Dienstag, 16. Juli 2013

waghalsige Bambus-Gerüstbauer oder "billig" durch die Nacht...


Victoria Park 

Der Jetlag lässt nun langsam nach und so gingen 6 Uhr die Augen auf und nicht mehr zu. Nach einem kleinen Spaziergang entlang unserer großen Straßen  - in Ruhe und mit fast keiner Menschenseele auf dem Bürgersteig, aber gefühlten 30 Grad, zurück ins Bett.




















Der Morgen begann bei McDonalds. Zu Spottpreisen gefrühstückt und das hektische Hongkonger Treiben, auf der Straße beobachtet. 










Gerüstbauer



Mit der Metro ging es nach Hongkong Island. Dort angekommen konnten wir gerade noch in den großen Victoria Park flüchten, bevor uns der Regen wieder mal einen  Strich durch die Rechnung machte. Aber nur von kurzer Dauer.













Golden Bauhinia Square



Victoria Harbour


Am Wasser entlang spaziert und unzählige Fußgängerüberführungen überquert, irgendwo müssen ja nun mal die Highways für die 8 Millionen Menschen langgehen, kamen wir am Victoria Harbour an. Graue Wolken machen blöde Fotos. Dafür war ein dicker, kleiner Chinesenjunge im gelben Hemd umso interessanter, wie er den Vögeln hinterherrannte.










Das Wetter wurde nicht besser und so verzogen wir uns in das Pacific Place, ein riesiges Einkaufszentrum, welches über 3 Etagen und 3 Gebäude verläuft. Warum zum Teufel gibt es eigentlich in Hongkongs Sportgeschäften Bayern München Trikots? 

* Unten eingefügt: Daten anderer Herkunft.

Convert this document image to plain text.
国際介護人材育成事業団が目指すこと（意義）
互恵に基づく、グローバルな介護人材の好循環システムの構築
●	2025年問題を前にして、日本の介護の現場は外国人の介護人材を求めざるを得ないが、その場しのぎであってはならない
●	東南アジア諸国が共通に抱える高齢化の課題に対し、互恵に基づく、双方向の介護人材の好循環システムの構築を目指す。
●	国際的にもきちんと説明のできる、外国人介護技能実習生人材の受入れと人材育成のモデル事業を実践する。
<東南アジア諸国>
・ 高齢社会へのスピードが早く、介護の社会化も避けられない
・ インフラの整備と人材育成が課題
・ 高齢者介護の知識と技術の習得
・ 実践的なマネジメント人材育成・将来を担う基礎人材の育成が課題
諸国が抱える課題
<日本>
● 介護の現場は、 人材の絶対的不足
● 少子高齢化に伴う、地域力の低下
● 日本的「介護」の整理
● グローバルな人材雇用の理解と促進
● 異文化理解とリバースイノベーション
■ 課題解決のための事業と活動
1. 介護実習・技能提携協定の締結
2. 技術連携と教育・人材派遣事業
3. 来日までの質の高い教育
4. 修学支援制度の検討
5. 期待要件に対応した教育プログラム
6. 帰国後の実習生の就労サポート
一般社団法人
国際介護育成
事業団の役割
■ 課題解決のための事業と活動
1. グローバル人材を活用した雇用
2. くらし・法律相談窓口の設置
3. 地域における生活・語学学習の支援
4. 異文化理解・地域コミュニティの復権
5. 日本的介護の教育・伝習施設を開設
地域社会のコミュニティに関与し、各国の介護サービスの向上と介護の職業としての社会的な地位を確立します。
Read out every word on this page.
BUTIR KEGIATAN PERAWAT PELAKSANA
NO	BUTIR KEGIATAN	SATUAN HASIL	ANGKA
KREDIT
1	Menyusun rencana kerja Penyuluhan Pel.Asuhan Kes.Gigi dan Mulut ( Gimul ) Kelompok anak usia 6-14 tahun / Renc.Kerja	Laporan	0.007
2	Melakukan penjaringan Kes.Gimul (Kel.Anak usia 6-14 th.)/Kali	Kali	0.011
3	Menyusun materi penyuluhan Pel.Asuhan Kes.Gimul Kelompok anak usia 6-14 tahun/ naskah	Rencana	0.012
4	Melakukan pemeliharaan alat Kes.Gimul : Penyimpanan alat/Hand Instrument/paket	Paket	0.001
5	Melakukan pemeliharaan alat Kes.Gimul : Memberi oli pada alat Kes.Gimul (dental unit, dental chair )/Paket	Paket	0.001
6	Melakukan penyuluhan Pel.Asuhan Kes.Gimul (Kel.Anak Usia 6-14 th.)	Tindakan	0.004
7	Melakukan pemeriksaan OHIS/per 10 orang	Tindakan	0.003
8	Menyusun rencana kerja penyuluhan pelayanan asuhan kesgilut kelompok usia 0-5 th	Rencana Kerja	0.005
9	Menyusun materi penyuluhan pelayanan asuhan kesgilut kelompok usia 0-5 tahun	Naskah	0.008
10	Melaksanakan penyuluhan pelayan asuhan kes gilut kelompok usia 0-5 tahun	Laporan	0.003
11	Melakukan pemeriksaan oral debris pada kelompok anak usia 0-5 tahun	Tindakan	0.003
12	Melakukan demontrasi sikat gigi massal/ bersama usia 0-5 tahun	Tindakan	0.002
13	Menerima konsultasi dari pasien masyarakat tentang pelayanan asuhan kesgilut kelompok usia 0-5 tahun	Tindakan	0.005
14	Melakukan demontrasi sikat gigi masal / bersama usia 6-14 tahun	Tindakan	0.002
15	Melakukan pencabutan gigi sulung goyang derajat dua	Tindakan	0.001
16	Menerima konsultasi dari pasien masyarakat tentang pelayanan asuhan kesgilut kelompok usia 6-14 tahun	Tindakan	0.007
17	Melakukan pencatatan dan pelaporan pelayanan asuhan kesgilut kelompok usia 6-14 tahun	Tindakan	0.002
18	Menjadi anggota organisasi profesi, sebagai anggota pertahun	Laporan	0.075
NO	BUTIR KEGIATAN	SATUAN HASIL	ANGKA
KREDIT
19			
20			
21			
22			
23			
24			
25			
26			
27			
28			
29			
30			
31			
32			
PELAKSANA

Draußen regnete es in Strömen und im Unterschied zu sonst, hörte es diesmal aber nicht mehr auf. Im Erdgeschoss eines anderen Wolkenkratzers gabs erst mal Mittagessen. Bloß gut keine Ente sondern ziemlich europäisch. Das saßen wir nun mit unseren kurzen Hosen und Regenjacken zwischen Schlipsträgern und Geschäftsfrauen. Wir waren im Finanz-Viertel.  





warum ???



Die Krönung kam jedoch, als wir in die Bank of China rein marschiert sind, weil sich im 43. Stock eine Aussichtsterrasse befinden sollte. Welche Blicke man da erntet, kann man sich ja denken.

















Hong Kong Park

Hier war auch das Ende unserer heutigen Tour. Anstatt weiter  durch Pfützen zu patschen, beschlossen wir mit der Metro in den riesigen Supermarkt zu fahren. Hier gibt’s alles. Natürlich 1000 Dinge, die nicht identifizierbar sind.  Selbst die leckeren Hühnerbeine….(Das war ironisch gemeint. Habe einmal rein gebissen und gespuckt). Regaleweise sind Istantnudeln zu haben, Tee in Flaschen, ca. 20 verschiedene Eier (auch die schwarzen), getrocknete Seegurken etc. 









Zum Abendbrot mal etwas anderes: Ramen (Suppe). Interessant ist auch, dass in einem „Restaurant“ mit ca. 20 Sitzplätzen 5 Köche und 3 Bedienungen rumspringen. Das soll jemand verstehen. Wenigstens haben da wohl die meisten Arbeit. Also eine Bezahlung. Als sich der Regen endlich verzogen hat konnte die Nacht beginnen. Irgendwie fügt man sich hier schnell in den lebendigen Alltag ein. Geschäfte sind oft 24h geöffnet und abends beginnt hier erst das richtige Leben und die Straßen werden noch voller. Zum Beispiel auf der großen Anzahl Nachtmärkte. 

wieso gibts hier Fanartikel?


mitten auf der Straße
Hinter den Kulissen



Und auf einem dieser waren wir. Hier gibt’s jeden Ramsch, den man sich nur vorstellen kann: Schmuck, imitierte Klamotten und Taschen, Elektronik, chinesischer Dekoartikel und Spielzeug. Und alles fast hinterher geschmissen. Und wer noch eine Krankheit braucht bekommt die wahrscheinlich von den vielen Damen im Minirock, welche neben dem Marktbuden stehen und auf Kundschaft warten.